Pagina:Bosboom-Toussaint De graaf van Devonshire (1884).pdf/58

Uit Wikisource
Deze pagina is proefgelezen

»Genoeg, mijnheer! gij hebt mij, hoop ik, begrepen?”

»Uwe Majesteit!…”

»Dit later. Mylord! Bedenk dat men wacht.”

Gardiner, ziende dat Maria’s drift tijd noch gelegenheid liet tot eene verklaring, verwijderde zich met Arundel.
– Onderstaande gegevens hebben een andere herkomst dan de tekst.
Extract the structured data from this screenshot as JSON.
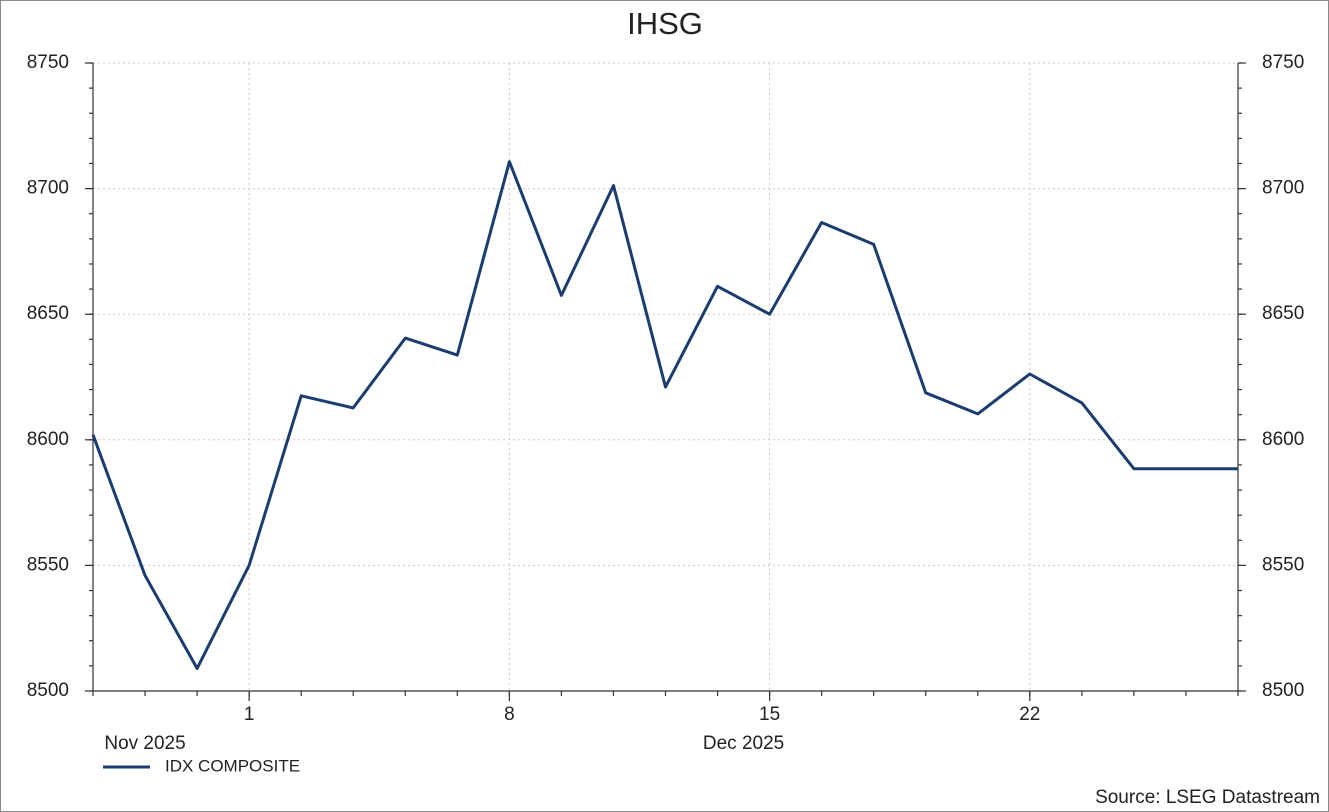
{
  "chart_data": {
    "type": "line",
    "title": "IHSG",
    "categories": [
      null,
      null,
      null,
      "1",
      null,
      null,
      null,
      null,
      "8",
      null,
      null,
      null,
      null,
      "15",
      null,
      null,
      null,
      null,
      "22",
      null,
      null,
      null,
      null
    ],
    "month_labels": [
      "Nov 2025",
      "Dec 2025"
    ],
    "series": [
      {
        "name": "IDX COMPOSITE",
        "color": "#1b3c6e",
        "values": [
          8602,
          8546,
          8509,
          8550,
          8617.5,
          8612.7,
          8640.5,
          8633.7,
          8710.7,
          8657.5,
          8701.2,
          8621,
          8661.1,
          8650,
          8686.5,
          8677.8,
          8618.7,
          8610.3,
          8626.2,
          8614.7,
          8588.5,
          8588.5,
          8588.5
        ]
      }
    ],
    "ylim": [
      8500,
      8750
    ],
    "yticks": [
      8500,
      8550,
      8600,
      8650,
      8700,
      8750
    ],
    "grid": true,
    "source": "Source: LSEG Datastream"
  }
}
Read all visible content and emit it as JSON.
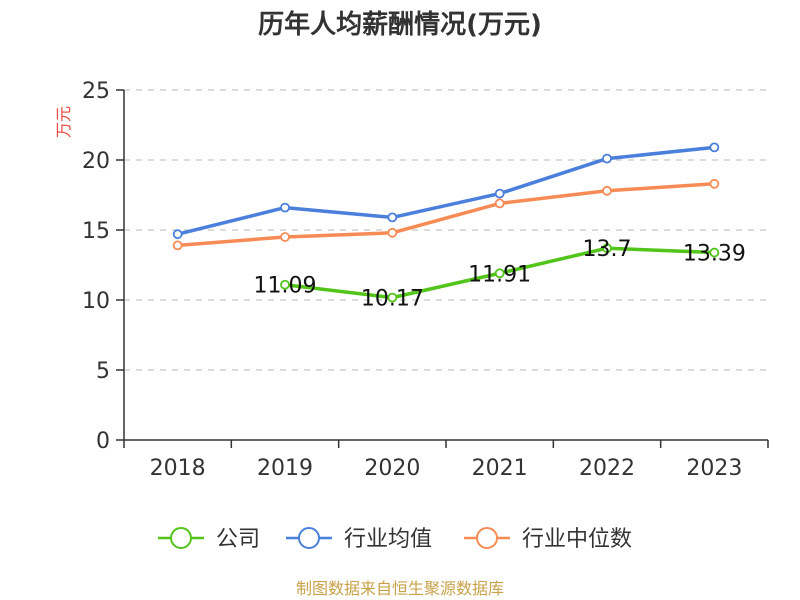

De Koningin wierp zich nu in haar armstoel, welke dicht bij eene tafel stond, wier marmeren blad in kunstig uitgesneden, zwaar verguld houtwerk gevat was en op een dergelijken voet rustte; zij wenkte Courtenay bij zich. Hij plaatste zich naast haar en men merkte op, dat hij van tijd tot tijd tegen haar zetel leunde, als iemand die moeite heeft zich staande te hou den. Maria’s oog viel op een kistje van fijn gepolijst staal. »Waarlijk!” zeide zij, »dit vergat ik, Mylord van Devonshire! Ik zie altijd edelen rondom mij, die door mijne voorgangers met ridderorden versierd werden; ik zelve begiftigde nog niemand. Gij zult de eerste zijn. Wees zoo goed neder te knielen.” Hij gehoorzaamde werktuigelijk. Zij nam uit het kistje een blauw lint met roode kruisen, waaraan de orde van den Kousenband schitterde, stond op en omhing daarmede den gunsteling, terwijl zij de woorden der huldiging uitsprak: »Hony soit qui mal y pense.” Met een glimlach, zoo liefelijk als nooit te voren om haar mond gespeeld had, beschouwde zij den Graaf, die de oogen in eene soort van bedwelming tot haar opsloeg. Zij scheen een zeker welgevallen te smaken in zijne ontroering, en langzaam hare hand terugtrekkende, liet zij die in verstrooiing op zijne sierlijke lokken rusten; — daar ziet zij, hoe zijn hoofd als zonder veêrkracht op zijn borst nederzinkt, hoe zijne oogen zich sluiten, zijne armen verslapt nederhangen, hoe zijn lichaam op zijde overhelt, als had de ziel het verlaten; en met den angst kreet: »Jezus, Maria! hij sterft!… hulp!” vangt zij hem in hare armen op.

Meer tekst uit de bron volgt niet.